His expression somehow softened even more than it already was and he guided her to her bed and wrapped his arms around her. She pressed her face into his shoulder, letting out a sob, because as far as she was concerned he had shattered her like a glass vase, leaving nothing but a wilting rose behind.
She could hear him whispering gentle nothings of "I love you's" and "Baby, I'm sorry's" into her ear and she tried to get under control because she knew it wasn't fair that she dumped everything onto him. That wasn't what he was here for.
She took a deep breath that left cold feelings in her toes and the end of her fingertips, an invisible weight on her shattered-like-glass heart.
"I'm sorry," she managed, forcing herself to pull away and wipe her eyes.
He immediately frowned and shook his head, "No, no, don't be sorry 'Beth. Never be sorry," and he leans forward until his forehead touches her and she almost collapses under the touch.
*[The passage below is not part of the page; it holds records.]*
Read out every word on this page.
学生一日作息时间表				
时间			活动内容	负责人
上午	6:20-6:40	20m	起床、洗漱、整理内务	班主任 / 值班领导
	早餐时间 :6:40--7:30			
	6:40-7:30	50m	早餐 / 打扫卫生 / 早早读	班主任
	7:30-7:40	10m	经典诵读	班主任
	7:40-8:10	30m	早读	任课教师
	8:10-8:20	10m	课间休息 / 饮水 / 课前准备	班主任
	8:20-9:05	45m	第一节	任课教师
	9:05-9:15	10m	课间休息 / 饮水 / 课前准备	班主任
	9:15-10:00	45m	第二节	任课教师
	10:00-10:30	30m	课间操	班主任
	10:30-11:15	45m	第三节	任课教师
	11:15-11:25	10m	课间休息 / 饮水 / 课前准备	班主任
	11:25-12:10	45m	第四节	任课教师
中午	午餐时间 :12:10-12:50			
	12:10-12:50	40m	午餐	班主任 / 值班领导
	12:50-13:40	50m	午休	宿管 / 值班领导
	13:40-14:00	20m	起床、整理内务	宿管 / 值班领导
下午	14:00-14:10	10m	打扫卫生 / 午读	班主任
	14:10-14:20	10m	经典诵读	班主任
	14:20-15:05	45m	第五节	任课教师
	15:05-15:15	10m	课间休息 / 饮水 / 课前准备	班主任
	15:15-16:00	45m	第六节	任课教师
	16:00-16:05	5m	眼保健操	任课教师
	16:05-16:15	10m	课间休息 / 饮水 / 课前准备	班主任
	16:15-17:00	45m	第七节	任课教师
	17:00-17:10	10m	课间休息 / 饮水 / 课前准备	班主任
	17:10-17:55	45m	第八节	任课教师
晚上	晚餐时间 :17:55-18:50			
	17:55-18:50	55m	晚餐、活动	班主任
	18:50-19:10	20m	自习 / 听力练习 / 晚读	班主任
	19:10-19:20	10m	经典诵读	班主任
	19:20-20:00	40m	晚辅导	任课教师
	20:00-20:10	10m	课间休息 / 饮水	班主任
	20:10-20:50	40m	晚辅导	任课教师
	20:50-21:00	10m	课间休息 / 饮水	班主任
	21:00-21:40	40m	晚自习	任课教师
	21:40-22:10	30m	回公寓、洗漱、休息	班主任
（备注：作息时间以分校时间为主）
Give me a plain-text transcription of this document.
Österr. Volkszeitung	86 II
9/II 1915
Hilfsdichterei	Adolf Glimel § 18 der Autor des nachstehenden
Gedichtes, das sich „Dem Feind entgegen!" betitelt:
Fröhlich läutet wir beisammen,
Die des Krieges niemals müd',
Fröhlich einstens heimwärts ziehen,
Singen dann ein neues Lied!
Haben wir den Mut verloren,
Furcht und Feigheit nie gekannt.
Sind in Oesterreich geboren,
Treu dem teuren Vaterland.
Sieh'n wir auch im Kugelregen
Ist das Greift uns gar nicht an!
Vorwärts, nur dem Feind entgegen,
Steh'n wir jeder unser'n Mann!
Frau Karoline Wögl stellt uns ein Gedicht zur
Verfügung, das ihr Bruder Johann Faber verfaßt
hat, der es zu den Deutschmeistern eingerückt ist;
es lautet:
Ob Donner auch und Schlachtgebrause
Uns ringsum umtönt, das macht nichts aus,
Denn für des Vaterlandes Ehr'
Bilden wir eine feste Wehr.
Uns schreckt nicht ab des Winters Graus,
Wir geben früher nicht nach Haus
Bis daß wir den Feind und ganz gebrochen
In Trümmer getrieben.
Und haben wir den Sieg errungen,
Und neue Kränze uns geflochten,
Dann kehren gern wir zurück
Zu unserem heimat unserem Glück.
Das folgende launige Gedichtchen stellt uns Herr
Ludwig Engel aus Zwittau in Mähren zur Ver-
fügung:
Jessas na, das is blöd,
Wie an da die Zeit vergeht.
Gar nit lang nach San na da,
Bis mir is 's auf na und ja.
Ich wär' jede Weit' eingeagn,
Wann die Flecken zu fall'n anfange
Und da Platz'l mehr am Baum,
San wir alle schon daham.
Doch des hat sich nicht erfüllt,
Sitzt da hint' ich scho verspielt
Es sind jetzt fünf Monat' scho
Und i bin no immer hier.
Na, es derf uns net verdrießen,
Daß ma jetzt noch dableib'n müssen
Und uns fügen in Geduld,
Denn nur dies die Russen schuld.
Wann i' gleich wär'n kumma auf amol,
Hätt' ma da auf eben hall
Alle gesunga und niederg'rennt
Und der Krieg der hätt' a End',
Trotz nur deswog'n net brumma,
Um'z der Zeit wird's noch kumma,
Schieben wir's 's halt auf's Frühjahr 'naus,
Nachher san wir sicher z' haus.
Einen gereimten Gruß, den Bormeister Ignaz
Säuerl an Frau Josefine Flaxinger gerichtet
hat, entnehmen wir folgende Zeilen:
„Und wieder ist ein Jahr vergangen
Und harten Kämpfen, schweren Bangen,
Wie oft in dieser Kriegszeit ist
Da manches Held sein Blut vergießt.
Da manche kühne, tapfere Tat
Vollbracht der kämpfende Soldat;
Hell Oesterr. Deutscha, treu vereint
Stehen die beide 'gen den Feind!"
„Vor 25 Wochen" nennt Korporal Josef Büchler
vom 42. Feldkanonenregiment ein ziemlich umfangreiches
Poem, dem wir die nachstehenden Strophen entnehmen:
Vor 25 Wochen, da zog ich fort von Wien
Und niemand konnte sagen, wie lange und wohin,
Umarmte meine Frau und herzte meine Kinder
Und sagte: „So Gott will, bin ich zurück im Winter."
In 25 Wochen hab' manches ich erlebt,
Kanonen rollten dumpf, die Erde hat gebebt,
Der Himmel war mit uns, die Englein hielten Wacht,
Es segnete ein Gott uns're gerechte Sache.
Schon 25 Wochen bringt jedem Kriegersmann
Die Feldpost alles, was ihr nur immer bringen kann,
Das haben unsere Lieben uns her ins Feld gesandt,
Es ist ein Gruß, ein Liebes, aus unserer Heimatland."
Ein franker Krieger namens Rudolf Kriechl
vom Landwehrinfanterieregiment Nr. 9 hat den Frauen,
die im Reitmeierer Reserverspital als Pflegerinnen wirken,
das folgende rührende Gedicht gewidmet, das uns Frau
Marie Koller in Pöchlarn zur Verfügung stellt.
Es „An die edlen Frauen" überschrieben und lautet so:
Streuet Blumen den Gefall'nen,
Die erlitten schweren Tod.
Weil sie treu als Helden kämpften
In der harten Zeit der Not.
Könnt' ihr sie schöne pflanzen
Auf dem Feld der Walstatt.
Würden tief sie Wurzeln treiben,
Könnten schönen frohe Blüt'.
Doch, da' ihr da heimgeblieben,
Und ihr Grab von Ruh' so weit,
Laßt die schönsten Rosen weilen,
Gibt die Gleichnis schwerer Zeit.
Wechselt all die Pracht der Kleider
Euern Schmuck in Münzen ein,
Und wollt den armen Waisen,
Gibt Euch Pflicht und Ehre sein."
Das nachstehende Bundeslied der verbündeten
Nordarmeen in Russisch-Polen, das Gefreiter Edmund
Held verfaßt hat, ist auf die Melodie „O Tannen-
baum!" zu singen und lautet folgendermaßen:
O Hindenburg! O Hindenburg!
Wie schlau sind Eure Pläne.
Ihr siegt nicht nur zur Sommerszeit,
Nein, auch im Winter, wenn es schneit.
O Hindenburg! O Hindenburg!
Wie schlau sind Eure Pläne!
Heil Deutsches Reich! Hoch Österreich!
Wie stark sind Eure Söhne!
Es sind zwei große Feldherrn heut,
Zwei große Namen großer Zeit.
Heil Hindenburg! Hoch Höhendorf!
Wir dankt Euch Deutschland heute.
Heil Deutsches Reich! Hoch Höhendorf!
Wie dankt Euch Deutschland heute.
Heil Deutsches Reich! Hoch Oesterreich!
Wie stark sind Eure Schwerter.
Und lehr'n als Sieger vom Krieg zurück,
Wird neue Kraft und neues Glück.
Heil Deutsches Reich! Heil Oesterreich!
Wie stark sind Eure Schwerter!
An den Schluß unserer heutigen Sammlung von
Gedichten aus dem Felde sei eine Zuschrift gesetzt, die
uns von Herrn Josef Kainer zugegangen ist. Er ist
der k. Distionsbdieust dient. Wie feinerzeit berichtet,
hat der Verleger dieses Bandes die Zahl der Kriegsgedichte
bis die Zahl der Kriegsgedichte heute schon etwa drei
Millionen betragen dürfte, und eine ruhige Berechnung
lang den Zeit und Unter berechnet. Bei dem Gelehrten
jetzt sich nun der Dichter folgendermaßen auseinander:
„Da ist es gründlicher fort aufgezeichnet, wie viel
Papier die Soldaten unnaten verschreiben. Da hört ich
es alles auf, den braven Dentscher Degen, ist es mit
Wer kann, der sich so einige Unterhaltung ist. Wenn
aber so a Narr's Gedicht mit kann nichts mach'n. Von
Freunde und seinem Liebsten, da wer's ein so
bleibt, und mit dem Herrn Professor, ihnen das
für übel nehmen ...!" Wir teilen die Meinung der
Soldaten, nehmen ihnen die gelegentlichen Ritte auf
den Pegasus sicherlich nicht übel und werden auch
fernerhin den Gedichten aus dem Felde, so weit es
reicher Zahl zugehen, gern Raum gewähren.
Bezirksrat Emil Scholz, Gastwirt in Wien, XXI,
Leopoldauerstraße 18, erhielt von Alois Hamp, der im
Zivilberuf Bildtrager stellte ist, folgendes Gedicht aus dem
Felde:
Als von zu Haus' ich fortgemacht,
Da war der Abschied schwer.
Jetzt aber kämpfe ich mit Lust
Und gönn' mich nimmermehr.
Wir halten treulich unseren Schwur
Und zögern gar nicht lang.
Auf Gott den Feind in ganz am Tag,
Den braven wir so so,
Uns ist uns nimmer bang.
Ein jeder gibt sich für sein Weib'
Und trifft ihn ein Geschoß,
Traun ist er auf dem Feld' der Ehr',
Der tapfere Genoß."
She takes another shaky breath as he meets her eyes, again, "I love you," and she wants to ask why because for the God's sake she just had a breakdown over some boxes, but when she opens her mouth he kisses her before pulling away and continuing and it's like he's read her mind.
"I love you because you're beautiful and you're so smart and so brave and Poseidon knows how many times you've saved my life. I- I wouldn't be here with you, Wise Girl. I love you because you're you,"
She wants to snort and say something clever along the lines of, 'Cliche, much?' or 'Gee, how long did it take you to come up with that?' but he's brought her hand up to his lips, pressing them together in a kiss to her knuckles every time he compliments her, and it's left her more than slightly breathless.
"I love you, Annabeth Chase, and you mean everything to me," and once again she wants to say something sarcastic ('save it for your wedding vows, Seaweed Brain') but her lungs are still refusing to work properly (and the very thought of wedding vows in the future makes her heart pound and her head spin- more than they already are)
She wants to say it back- how amazingly patient and gentle he is and how she can't live without him, how he's like a drug that she's taken so much of that the withdrawal symptoms would just be death and pain and suffering. How he makes her feel like she matters and she doesn't deserve him- but her brain can't form a single coherent thought for once in her life, and if she tries opening her mouth, she'd probably just sit there and gape like a fish at him, so when he says, "and I'm never ever going to leave you," with so much love and convention it's like he's using charm speak, she knows he's not and he's just telling her the truth.
So, she leans forward into him and kisses him, trying to push everything into it- how she feels about him, how he makes her feel, how much she needs him-and even if it works, she knows he'll never understand because he has only moved her wilted rose into a plastic vase so that it doesn't break again.
She still wants to somehow communicate to him, someway, how much he's helped her, even if it's just half a fraction because even that is an infinitesimal amount- but she seems to be short-circuiting, malfunctioning as a human being, so she does her very best to give it to him through her words when she whispers, "I love you too, Perce," (her voice cracks, though, so maybe she doesn't do terribly at it) and kisses him again, pulling everything she's got from her gut and trying to convey that she really, truly does, and she can't possibly live without him.
He hums, slightly, and she forces herself to pull away, already missing his heat, and turning back to the boxes scattered in her room. They just look like cardboard and duct tape, now, little things that don't really mean anything.
She thinks, possibly, not every change is so bad and if she gives this one a chance, then maybe she can get through it.
And if she can't then she knows she has people to back her up when she needs a new vase.